Ingredients
Scale
- 1 lb baby potatoes, halved or quartered
- 1 lb beef, such as chuck, cut into 1-inch pieces
- 3 large carrots, cut into ¾–1 inch pieces
- 1 rib celery, chopped
- ½ medium onion, cut into ½-inch pieces
- 1 cup low-sodium beef broth
- ⅓ cup balsamic vinegar
- ⅓ cup honey
- 2 tablespoons tomato paste
- 1 tablespoon soy sauce (substitute for Worcestershire sauce)
- 2 teaspoons minced garlic
- 1 teaspoon seasoning salt
- ¼ teaspoon black pepper
- 2 tablespoons cornstarch
Instructions
- Prepare the Ingredients:
- Begin by preparing your vegetables. Halve or quarter the baby potatoes, cut the carrots into ¾-1 inch pieces, chop the celery, and cut the onion into ½-inch pieces.

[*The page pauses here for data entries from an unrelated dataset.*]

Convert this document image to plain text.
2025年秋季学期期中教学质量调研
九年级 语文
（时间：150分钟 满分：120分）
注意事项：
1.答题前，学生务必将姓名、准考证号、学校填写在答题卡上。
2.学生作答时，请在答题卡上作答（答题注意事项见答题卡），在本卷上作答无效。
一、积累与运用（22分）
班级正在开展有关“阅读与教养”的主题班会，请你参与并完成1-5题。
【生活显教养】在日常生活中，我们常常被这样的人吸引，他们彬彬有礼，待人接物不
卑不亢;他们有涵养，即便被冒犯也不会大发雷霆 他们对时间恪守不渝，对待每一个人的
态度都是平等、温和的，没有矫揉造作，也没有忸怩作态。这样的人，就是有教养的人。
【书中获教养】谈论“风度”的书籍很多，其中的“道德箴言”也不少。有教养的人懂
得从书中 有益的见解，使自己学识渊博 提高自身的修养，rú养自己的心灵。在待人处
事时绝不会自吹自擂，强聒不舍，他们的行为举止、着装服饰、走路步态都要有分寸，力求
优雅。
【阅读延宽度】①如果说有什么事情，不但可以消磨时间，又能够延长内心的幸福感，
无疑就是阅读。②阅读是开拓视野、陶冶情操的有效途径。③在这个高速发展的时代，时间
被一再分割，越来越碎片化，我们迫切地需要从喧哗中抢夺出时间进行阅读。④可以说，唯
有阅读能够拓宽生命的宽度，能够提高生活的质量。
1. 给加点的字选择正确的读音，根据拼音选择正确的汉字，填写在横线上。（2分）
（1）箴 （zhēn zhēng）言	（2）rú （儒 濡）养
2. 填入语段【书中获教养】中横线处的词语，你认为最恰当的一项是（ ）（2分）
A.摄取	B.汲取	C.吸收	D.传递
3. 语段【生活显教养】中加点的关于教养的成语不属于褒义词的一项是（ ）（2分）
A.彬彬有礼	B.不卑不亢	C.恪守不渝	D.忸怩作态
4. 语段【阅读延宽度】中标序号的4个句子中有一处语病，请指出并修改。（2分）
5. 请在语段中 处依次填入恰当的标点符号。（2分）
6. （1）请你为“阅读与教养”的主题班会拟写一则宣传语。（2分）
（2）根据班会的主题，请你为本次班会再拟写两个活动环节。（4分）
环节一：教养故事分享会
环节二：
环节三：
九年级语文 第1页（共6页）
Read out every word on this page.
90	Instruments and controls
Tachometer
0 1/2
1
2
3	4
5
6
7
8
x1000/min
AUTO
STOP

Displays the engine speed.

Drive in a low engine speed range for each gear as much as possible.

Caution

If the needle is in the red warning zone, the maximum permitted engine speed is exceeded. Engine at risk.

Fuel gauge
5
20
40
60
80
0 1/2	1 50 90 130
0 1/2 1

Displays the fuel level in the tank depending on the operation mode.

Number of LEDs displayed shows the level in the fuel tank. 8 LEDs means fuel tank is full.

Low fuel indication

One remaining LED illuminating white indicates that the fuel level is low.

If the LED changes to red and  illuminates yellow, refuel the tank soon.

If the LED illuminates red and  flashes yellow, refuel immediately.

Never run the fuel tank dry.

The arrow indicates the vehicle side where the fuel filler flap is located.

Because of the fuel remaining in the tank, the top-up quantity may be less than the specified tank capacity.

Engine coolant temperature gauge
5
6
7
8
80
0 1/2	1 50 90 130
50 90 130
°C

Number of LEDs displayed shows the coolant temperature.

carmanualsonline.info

- Assemble in the Slow Cooker:
- Place the prepared potatoes, beef, carrots, celery, and onion into a 3-4 quart slow cooker.
- Mix the Sauce:
- In a separate bowl, combine the beef broth, balsamic vinegar, honey, tomato paste, soy sauce, minced garlic, seasoning salt, black pepper, and cornstarch. Whisk until the mixture is smooth and well combined.
- Pour and Cook:
- Pour the sauce over the beef and vegetables in the slow cooker. Ensure everything is evenly coated.
- Cook to Perfection:
- Cover the slow cooker and cook on low for 6-8 hours until the vegetables are tender and the beef is melt-in-your-mouth delicious.
- Thicken the Sauce (Optional):
- For a thicker sauce, strain the liquid from the slow cooker and simmer it on the stove with a bit more cornstarch mixed with water.
- Taste and Adjust:
- Before serving, taste the stew and adjust the seasoning if needed.